Работа «О понятии истории» зачастую без должных на то оснований рассматривается исключительно с точки зрения выражения некоего мессианизма В. Беньямина. На наш взгляд, в нем представлена концепция, восходящая (и как к источнику, и как к первоначалу) к размышлениям Ницше об интересе истории, Маркса – о ее действительной ценности, Брехта – о ее актуальности. В ней выражены также соображения, близкие к идеям Бодлера о моде и присутствии настоящего, в общем – о современности в том смысле, в каком разрабатывал это понятие автор «Сплина Парижа», пытаясь избежать влияния эстетических и политических тенденций своего времени:
Удовольствие, которое мы извлекаем из представления настоящего, держится не только на красоте, каковой оно может быть облачено, но также на его сущностном качестве присутствия в настоящем времени293.

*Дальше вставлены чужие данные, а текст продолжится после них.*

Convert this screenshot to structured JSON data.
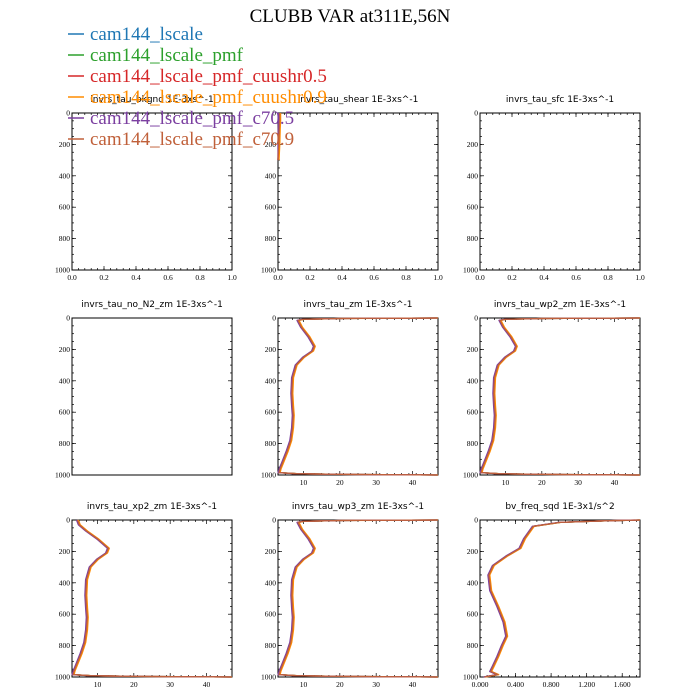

Настоящее время Бодлера не имеет, как это ни парадоксально, твердого, обеспеченного присутствия в настоящем, оно представляет собой всего лишь такое разворачивание мимолетности, которое вызывает в мыслях идею модели. Соображения Беньямина в работе «О понятии истории» – это попытка снова схватить такого рода настоящее, с тем чтобы обнаружить своеобразную модальность его явления и в виде модели, и в виде моды. Речь идет о мимолетности, о внезапности, о странной форме бытия настоящего от случая к случаю, представлением которого открывается первый тезис работы – Беньямин говорит о шахматном автомате, сконструированном особым образом: «Считалось, что [автомат] всегда мог ответить на каждый ход партнера по игре такой уловкой, что неизменно выигрывал партию». Парадокс этого механизма в том, что он обуславливает возможность особого восприятия мгновения прямо на месте, здесь и сейчас, но не всякий раз, а лишь от случая к случаю. Сущностной характеристикой этого специфического модуса явления настоящего является то, что оно определяется в виде своего рода увертки, ускользания от реальности, которой и оборачивается «уловка» шахматного автомата. Определение истории, разворачивающейся от случая к случаю, обуславливается возможностью схватить мышлением (то есть через изобретение концептов) разнообразие и разнородность истории.